Mercaderes del miedo, que aprenden pronto
la lección de vender cualquier exageración.
Farsantes al afirmar que conocen planes
secretos —que por lo general elaboraron ellos mismos por el camino—, los cuales
no pasan de ser un engaño socorrido para ganar algunos dólares.
Lo que por regla general se refleja en la
pequeña pantalla no es más que el paso del tiempo. Lo que surgió como parte de
un esfuerzo violento, conoció una etapa que en parte aún subsiste de
utilización inadecuada de fondos para la ayuda a la disidencia, se concentra
cada vez más en la revelación sensacionalista, el libro de memorias lleno de
secretos y el “descubrimiento” de la última trama de espionaje castrista en
Miami.
Ha sido el paso del hecho al chisme, y
aunque el dinero ahora no llega en las cifras de antaño, siempre hay quien
encuentra la forma de vivir del cuento.
De industria financiada por el Estado,
esta variante “anticastrista” se está convirtiendo en renta personal, truco de
animador de carpas, casi labor de televangelista.
El modelo que atravesó diversas etapas
—donde el nexo entre la política y la economía siempre ha sido estrecho— y por
años demostró una pujanza envidiable, tanto para otros inmigrantes como para
los residentes de la isla, se agota en su variante empresarial, pero sobrevive
como empeño individual.
Desde hace años, Washington considera que
el camino del anticastrismo está agotado, y tanto presidentes demócratas como
republicanos han apostado por un traspaso de poder en la isla que garantice la
necesaria estabilidad indispensable para evitar un éxodo masivo.

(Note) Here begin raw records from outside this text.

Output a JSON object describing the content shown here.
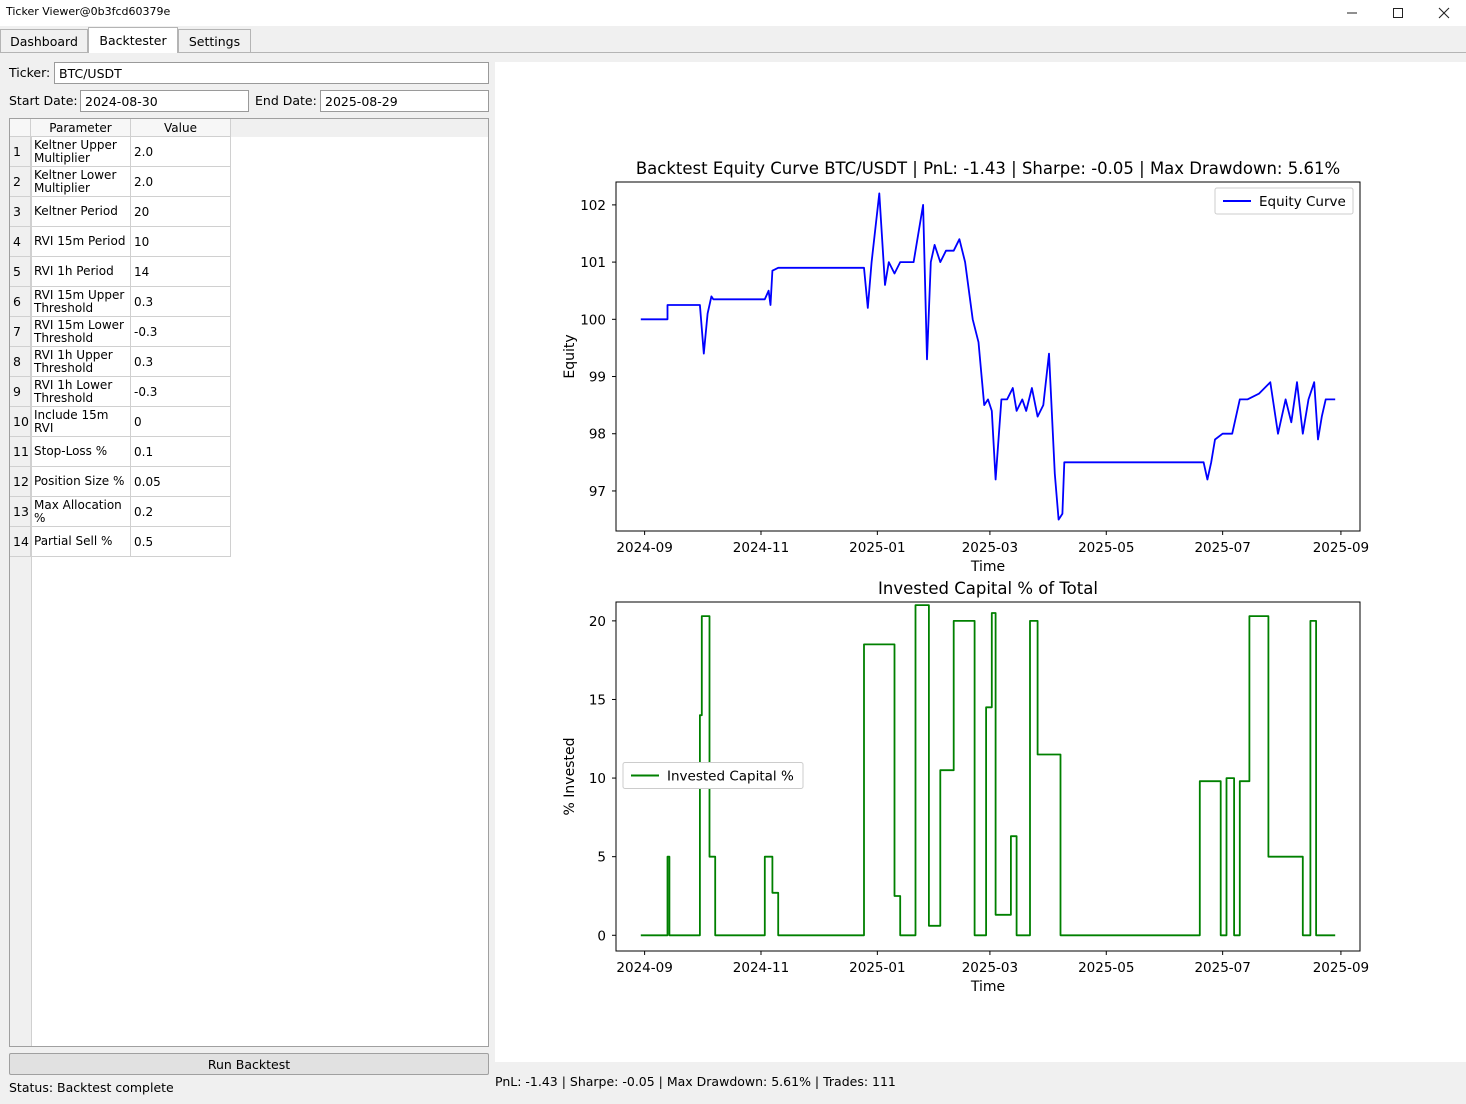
{
  "window": {
    "title": "Ticker Viewer@0b3fcd60379e",
    "minimize_icon": "minimize-icon",
    "maximize_icon": "maximize-icon",
    "close_icon": "close-icon"
  },
  "tabs": [
    {
      "label": "Dashboard",
      "active": false
    },
    {
      "label": "Backtester",
      "active": true
    },
    {
      "label": "Settings",
      "active": false
    }
  ],
  "form": {
    "ticker_label": "Ticker:",
    "ticker_value": "BTC/USDT",
    "start_label": "Start Date:",
    "start_value": "2024-08-30",
    "end_label": "End Date:",
    "end_value": "2025-08-29"
  },
  "params_table": {
    "headers": [
      "Parameter",
      "Value"
    ],
    "rows": [
      {
        "num": "1",
        "param": "Keltner Upper Multiplier",
        "value": "2.0"
      },
      {
        "num": "2",
        "param": "Keltner Lower Multiplier",
        "value": "2.0"
      },
      {
        "num": "3",
        "param": "Keltner Period",
        "value": "20"
      },
      {
        "num": "4",
        "param": "RVI 15m Period",
        "value": "10"
      },
      {
        "num": "5",
        "param": "RVI 1h Period",
        "value": "14"
      },
      {
        "num": "6",
        "param": "RVI 15m Upper Threshold",
        "value": "0.3"
      },
      {
        "num": "7",
        "param": "RVI 15m Lower Threshold",
        "value": "-0.3"
      },
      {
        "num": "8",
        "param": "RVI 1h Upper Threshold",
        "value": "0.3"
      },
      {
        "num": "9",
        "param": "RVI 1h Lower Threshold",
        "value": "-0.3"
      },
      {
        "num": "10",
        "param": "Include 15m RVI",
        "value": "0"
      },
      {
        "num": "11",
        "param": "Stop-Loss %",
        "value": "0.1"
      },
      {
        "num": "12",
        "param": "Position Size %",
        "value": "0.05"
      },
      {
        "num": "13",
        "param": "Max Allocation %",
        "value": "0.2"
      },
      {
        "num": "14",
        "param": "Partial Sell %",
        "value": "0.5"
      }
    ]
  },
  "run_button_label": "Run Backtest",
  "status_text": "Status: Backtest complete",
  "summary_text": "PnL: -1.43 | Sharpe: -0.05 | Max Drawdown: 5.61% | Trades: 111",
  "chart_data": [
    {
      "type": "line",
      "title": "Backtest Equity Curve BTC/USDT | PnL: -1.43 | Sharpe: -0.05 | Max Drawdown: 5.61%",
      "xlabel": "Time",
      "ylabel": "Equity",
      "x_ticks": [
        "2024-09",
        "2024-11",
        "2025-01",
        "2025-03",
        "2025-05",
        "2025-07",
        "2025-09"
      ],
      "y_ticks": [
        97,
        98,
        99,
        100,
        101,
        102
      ],
      "ylim": [
        96.3,
        102.4
      ],
      "xlim": [
        "2024-08-17",
        "2025-09-11"
      ],
      "legend": "top-right",
      "color": "#0000ff",
      "series": [
        {
          "name": "Equity Curve",
          "x": [
            "2024-08-30",
            "2024-09-13",
            "2024-09-13",
            "2024-09-30",
            "2024-10-02",
            "2024-10-04",
            "2024-10-06",
            "2024-10-07",
            "2024-10-09",
            "2024-10-12",
            "2024-10-20",
            "2024-11-03",
            "2024-11-05",
            "2024-11-06",
            "2024-11-07",
            "2024-11-10",
            "2024-12-25",
            "2024-12-27",
            "2024-12-29",
            "2025-01-02",
            "2025-01-05",
            "2025-01-07",
            "2025-01-10",
            "2025-01-13",
            "2025-01-16",
            "2025-01-20",
            "2025-01-25",
            "2025-01-27",
            "2025-01-29",
            "2025-01-31",
            "2025-02-03",
            "2025-02-06",
            "2025-02-10",
            "2025-02-13",
            "2025-02-16",
            "2025-02-20",
            "2025-02-23",
            "2025-02-26",
            "2025-02-28",
            "2025-03-02",
            "2025-03-04",
            "2025-03-07",
            "2025-03-10",
            "2025-03-13",
            "2025-03-15",
            "2025-03-18",
            "2025-03-20",
            "2025-03-23",
            "2025-03-26",
            "2025-03-29",
            "2025-04-01",
            "2025-04-04",
            "2025-04-06",
            "2025-04-08",
            "2025-04-09",
            "2025-04-11",
            "2025-06-21",
            "2025-06-23",
            "2025-06-25",
            "2025-06-27",
            "2025-07-01",
            "2025-07-06",
            "2025-07-10",
            "2025-07-14",
            "2025-07-20",
            "2025-07-26",
            "2025-07-30",
            "2025-08-03",
            "2025-08-06",
            "2025-08-09",
            "2025-08-12",
            "2025-08-15",
            "2025-08-18",
            "2025-08-20",
            "2025-08-22",
            "2025-08-24",
            "2025-08-26",
            "2025-08-29"
          ],
          "values": [
            100.0,
            100.0,
            100.25,
            100.25,
            99.4,
            100.1,
            100.4,
            100.35,
            100.35,
            100.35,
            100.35,
            100.35,
            100.5,
            100.25,
            100.85,
            100.9,
            100.9,
            100.2,
            101.0,
            102.2,
            100.6,
            101.0,
            100.8,
            101.0,
            101.0,
            101.0,
            102.0,
            99.3,
            101.0,
            101.3,
            101.0,
            101.2,
            101.2,
            101.4,
            101.0,
            100.0,
            99.6,
            98.5,
            98.6,
            98.4,
            97.2,
            98.6,
            98.6,
            98.8,
            98.4,
            98.6,
            98.4,
            98.8,
            98.3,
            98.5,
            99.4,
            97.3,
            96.5,
            96.6,
            97.5,
            97.5,
            97.5,
            97.2,
            97.5,
            97.9,
            98.0,
            98.0,
            98.6,
            98.6,
            98.7,
            98.9,
            98.0,
            98.6,
            98.2,
            98.9,
            98.0,
            98.6,
            98.9,
            97.9,
            98.3,
            98.6,
            98.6,
            98.6
          ]
        }
      ]
    },
    {
      "type": "line",
      "title": "Invested Capital % of Total",
      "xlabel": "Time",
      "ylabel": "% Invested",
      "x_ticks": [
        "2024-09",
        "2024-11",
        "2025-01",
        "2025-03",
        "2025-05",
        "2025-07",
        "2025-09"
      ],
      "y_ticks": [
        0,
        5,
        10,
        15,
        20
      ],
      "ylim": [
        -1,
        21.2
      ],
      "xlim": [
        "2024-08-17",
        "2025-09-11"
      ],
      "legend": "center-left",
      "color": "#008000",
      "series": [
        {
          "name": "Invested Capital %",
          "x": [
            "2024-08-30",
            "2024-09-13",
            "2024-09-13",
            "2024-09-14",
            "2024-09-14",
            "2024-09-30",
            "2024-09-30",
            "2024-10-01",
            "2024-10-01",
            "2024-10-05",
            "2024-10-05",
            "2024-10-08",
            "2024-10-08",
            "2024-11-03",
            "2024-11-03",
            "2024-11-07",
            "2024-11-07",
            "2024-11-10",
            "2024-11-10",
            "2024-12-25",
            "2024-12-25",
            "2025-01-10",
            "2025-01-10",
            "2025-01-13",
            "2025-01-13",
            "2025-01-21",
            "2025-01-21",
            "2025-01-28",
            "2025-01-28",
            "2025-02-03",
            "2025-02-03",
            "2025-02-10",
            "2025-02-10",
            "2025-02-21",
            "2025-02-21",
            "2025-02-27",
            "2025-02-27",
            "2025-03-02",
            "2025-03-02",
            "2025-03-04",
            "2025-03-04",
            "2025-03-12",
            "2025-03-12",
            "2025-03-15",
            "2025-03-15",
            "2025-03-22",
            "2025-03-22",
            "2025-03-26",
            "2025-03-26",
            "2025-04-07",
            "2025-04-07",
            "2025-04-11",
            "2025-04-11",
            "2025-06-19",
            "2025-06-19",
            "2025-06-30",
            "2025-06-30",
            "2025-07-03",
            "2025-07-03",
            "2025-07-07",
            "2025-07-07",
            "2025-07-10",
            "2025-07-10",
            "2025-07-15",
            "2025-07-15",
            "2025-07-25",
            "2025-07-25",
            "2025-08-12",
            "2025-08-12",
            "2025-08-16",
            "2025-08-16",
            "2025-08-19",
            "2025-08-19",
            "2025-08-26",
            "2025-08-26",
            "2025-08-29"
          ],
          "values": [
            0,
            0,
            5.0,
            5.0,
            0,
            0,
            14.0,
            14.0,
            20.3,
            20.3,
            5.0,
            5.0,
            0,
            0,
            5.0,
            5.0,
            2.7,
            2.7,
            0,
            0,
            18.5,
            18.5,
            2.5,
            2.5,
            0,
            0,
            21.0,
            21.0,
            0.6,
            0.6,
            10.5,
            10.5,
            20.0,
            20.0,
            0,
            0,
            14.5,
            14.5,
            20.5,
            20.5,
            1.3,
            1.3,
            6.3,
            6.3,
            0,
            0,
            20.0,
            20.0,
            11.5,
            11.5,
            0,
            0,
            0,
            0,
            9.8,
            9.8,
            0,
            0,
            10.0,
            10.0,
            0,
            0,
            9.8,
            9.8,
            20.3,
            20.3,
            5.0,
            5.0,
            0,
            0,
            20.0,
            20.0,
            0,
            0,
            0,
            0
          ]
        }
      ]
    }
  ]
}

En este sentido la ruta del dinero de la
industria anticastrista comenzó a alejarse de Miami, aunque no se ha marchado
por completo.
Para sustituirla —aunque sea en parte— ha
florecido otra, donde la capacidad para asimilar el aburrimiento sirve para
medir el poder de la ignorancia, la rentabilidad de la complacencia, lo
beneficioso que puede resultar el empeño en el lugar común, el filón inagotable
de la bobería. Hasta cierto punto puede argumentarse que es menos perjudicial,
pero no por ello deja de reflejar la situación en que se encuentra una
audiencia de exiliados, que no encuentra nada mejor para subsistir a una
frustración de décadas, que refugiarse en lo pueril.